Denby regales us with his enviable experience of being re-introduced to great literature as an adult, engaging the classics as an enthusiastic and willing observer instead of a bored and cynical youth obsessed with carving their own niche. Unlike his classmates, Denby has the luxury known mostly only to the mature, to actually enjoy the trip rather than using the readings as a springboard to show his own cleverness and garner good grades. His honest enthusiasm shows through as we experience a taste of great literature through his eyes.

While this book is somewhat a summary of some of the classics, it would fail on that basis alone, paling in comparison to the Cliff and Monarch notes, just as those notes pale in comparison to the original works. This is not a book to read to understand the classics of Western literature, nor to help with any scholarly pursuit of knowledge. This is a very pleasant and enjoyable excursion through great literature along with someone in the unique position to be an experienced critic, a skilled writer, and an enthusiastic student viewing the subjects as if for the first time. If reading this book and sharing the author's enthusiasm encourages you to read the classics, it has done a wonderful thing. If you read this book to get a condensed version of the originals, a vicarious education through Denby's interpretation, you will be sadly cheated.
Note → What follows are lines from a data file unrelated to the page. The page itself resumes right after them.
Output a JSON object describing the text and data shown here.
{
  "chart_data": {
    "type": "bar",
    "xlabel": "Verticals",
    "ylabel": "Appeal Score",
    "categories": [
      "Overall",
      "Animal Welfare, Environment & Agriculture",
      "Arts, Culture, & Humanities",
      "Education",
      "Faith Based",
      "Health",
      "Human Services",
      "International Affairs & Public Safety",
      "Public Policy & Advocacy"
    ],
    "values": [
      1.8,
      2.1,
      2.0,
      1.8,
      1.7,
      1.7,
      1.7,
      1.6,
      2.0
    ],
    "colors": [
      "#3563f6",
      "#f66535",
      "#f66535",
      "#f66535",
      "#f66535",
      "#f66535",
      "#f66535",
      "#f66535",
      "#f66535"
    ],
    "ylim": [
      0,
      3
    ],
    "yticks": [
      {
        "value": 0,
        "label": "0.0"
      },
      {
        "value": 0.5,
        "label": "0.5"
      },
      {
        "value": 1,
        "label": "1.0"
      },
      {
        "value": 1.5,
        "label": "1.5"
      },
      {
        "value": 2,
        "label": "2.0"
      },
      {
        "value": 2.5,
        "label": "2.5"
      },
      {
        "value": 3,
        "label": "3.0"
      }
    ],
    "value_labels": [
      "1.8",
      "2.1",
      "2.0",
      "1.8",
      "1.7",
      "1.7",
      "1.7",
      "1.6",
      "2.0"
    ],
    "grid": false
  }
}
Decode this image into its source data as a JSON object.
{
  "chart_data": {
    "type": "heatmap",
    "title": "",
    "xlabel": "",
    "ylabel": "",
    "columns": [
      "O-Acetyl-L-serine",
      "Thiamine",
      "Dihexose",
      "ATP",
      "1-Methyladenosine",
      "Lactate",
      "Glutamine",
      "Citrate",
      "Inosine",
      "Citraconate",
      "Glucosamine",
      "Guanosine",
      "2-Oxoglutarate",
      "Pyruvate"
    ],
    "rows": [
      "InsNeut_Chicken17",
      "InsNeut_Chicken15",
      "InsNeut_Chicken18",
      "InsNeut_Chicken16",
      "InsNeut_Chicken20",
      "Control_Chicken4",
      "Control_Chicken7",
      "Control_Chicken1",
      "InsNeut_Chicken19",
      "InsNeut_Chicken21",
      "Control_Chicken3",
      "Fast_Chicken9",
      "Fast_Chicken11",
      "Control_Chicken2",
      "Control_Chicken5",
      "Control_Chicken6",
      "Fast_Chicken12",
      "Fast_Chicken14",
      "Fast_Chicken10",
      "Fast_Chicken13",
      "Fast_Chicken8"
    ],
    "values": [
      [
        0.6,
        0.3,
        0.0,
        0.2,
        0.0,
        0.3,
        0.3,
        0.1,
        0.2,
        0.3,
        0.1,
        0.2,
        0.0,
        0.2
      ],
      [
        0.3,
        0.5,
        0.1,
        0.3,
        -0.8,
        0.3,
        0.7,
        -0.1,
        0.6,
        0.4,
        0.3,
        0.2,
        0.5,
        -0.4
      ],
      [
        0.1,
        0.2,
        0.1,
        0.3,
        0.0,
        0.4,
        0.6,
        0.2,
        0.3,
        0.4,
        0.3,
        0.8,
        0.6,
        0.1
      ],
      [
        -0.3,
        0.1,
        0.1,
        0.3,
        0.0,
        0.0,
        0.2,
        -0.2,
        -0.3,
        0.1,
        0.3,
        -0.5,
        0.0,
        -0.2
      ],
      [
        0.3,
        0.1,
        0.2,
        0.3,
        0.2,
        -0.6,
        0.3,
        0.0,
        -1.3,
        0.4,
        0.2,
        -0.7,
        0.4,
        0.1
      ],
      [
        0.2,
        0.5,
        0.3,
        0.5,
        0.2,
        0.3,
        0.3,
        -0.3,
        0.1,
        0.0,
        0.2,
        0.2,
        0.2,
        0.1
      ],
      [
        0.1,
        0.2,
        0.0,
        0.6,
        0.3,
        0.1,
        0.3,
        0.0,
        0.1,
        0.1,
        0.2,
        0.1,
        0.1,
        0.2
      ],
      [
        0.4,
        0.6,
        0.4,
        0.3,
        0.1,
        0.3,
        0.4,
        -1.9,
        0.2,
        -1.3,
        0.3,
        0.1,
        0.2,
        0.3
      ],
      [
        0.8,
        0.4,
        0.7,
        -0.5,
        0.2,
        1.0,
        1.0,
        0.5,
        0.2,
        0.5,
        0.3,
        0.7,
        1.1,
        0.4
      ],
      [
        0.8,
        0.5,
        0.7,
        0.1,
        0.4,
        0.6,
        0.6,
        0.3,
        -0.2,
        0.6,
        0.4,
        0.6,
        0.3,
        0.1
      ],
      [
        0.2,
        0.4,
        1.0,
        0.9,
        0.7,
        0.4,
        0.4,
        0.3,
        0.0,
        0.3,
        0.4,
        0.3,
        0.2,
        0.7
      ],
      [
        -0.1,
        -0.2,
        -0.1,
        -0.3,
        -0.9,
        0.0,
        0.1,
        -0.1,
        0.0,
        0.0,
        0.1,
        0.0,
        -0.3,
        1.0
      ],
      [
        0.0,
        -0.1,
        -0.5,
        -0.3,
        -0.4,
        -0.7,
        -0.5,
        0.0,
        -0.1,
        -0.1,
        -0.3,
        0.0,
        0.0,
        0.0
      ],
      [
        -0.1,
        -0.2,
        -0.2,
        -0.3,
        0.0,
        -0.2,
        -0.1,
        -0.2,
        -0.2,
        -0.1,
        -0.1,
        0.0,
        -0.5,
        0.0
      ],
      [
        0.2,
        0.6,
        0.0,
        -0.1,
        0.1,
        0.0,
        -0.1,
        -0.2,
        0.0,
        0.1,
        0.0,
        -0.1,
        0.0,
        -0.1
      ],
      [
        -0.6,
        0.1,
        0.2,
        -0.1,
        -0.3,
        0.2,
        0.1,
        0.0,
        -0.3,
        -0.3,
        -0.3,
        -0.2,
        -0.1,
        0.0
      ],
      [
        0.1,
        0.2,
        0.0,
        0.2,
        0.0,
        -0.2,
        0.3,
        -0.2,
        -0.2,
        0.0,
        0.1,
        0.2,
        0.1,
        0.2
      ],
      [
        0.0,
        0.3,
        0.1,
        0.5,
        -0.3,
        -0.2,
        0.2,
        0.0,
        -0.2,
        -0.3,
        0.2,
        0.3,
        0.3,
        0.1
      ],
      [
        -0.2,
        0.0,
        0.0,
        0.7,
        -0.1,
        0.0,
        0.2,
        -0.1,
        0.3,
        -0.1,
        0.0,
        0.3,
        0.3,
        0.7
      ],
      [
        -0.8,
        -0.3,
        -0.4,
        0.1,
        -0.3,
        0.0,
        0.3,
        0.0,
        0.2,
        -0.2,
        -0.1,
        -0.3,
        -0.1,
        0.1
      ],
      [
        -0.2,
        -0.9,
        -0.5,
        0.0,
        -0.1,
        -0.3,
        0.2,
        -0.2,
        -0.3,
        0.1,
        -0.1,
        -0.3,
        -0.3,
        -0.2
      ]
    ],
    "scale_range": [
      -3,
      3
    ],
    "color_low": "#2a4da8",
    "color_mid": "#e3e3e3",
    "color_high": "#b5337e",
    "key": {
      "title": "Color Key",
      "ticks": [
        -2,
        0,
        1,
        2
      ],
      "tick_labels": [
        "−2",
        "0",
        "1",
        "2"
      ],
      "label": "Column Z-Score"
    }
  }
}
This is a fun book for lovers of great books, but it is not itself a great book. I hope it inspires more people to understand why some of us love great books.

Rating: 5 stars
Summary: Denby writes what too many of us feel........
Review: Would that we all could embark on such a journey; to revisit our college days and relive the lively discussions, the passionate arguments, and the idealistic strivings toward objective, unencumbered learning. However, while the journey was undertaken with only the purest of motives, the discovery itself will leave anyone determined to live a life of the mind not only cold, but full of sorrow and disgust. Instead of discovering the best that humans have to offer, he stumbled upon a virtual breeding ground of hostility. The students of today, rather than embracing the great books of the past, have been instilled with the unfortunate idea that all works of long ago are to be held in contempt; under suspicion and accused of racism, sexism, exclusion, and deliberate oppression. The philosophers, novelists, and social theorists have become tools of what appears to be (if one believes the P.C. crowd) a patriarchal, Eurocentric, slave-holding, jingoistic elite bent on crushing all minority opinion. Denby's book, which should be read side by side with Harold Bloom, presents the college students of the world for what they are: whining, self-righteous brats with little in mind but an egalitarian revolution where all literature, regardless of merit or talent, is equal; all thoughts, even the most lamebrained and esoteric, are valid and above challenge; and the free exchange of ideas, vital on a college campus, is discarded in favor of a guiding ideology of "bottom-up" virtue. We may have rejected the great books of our Western heritage, but we need them more than ever. Reason, not political grandstanding, must make a comeback.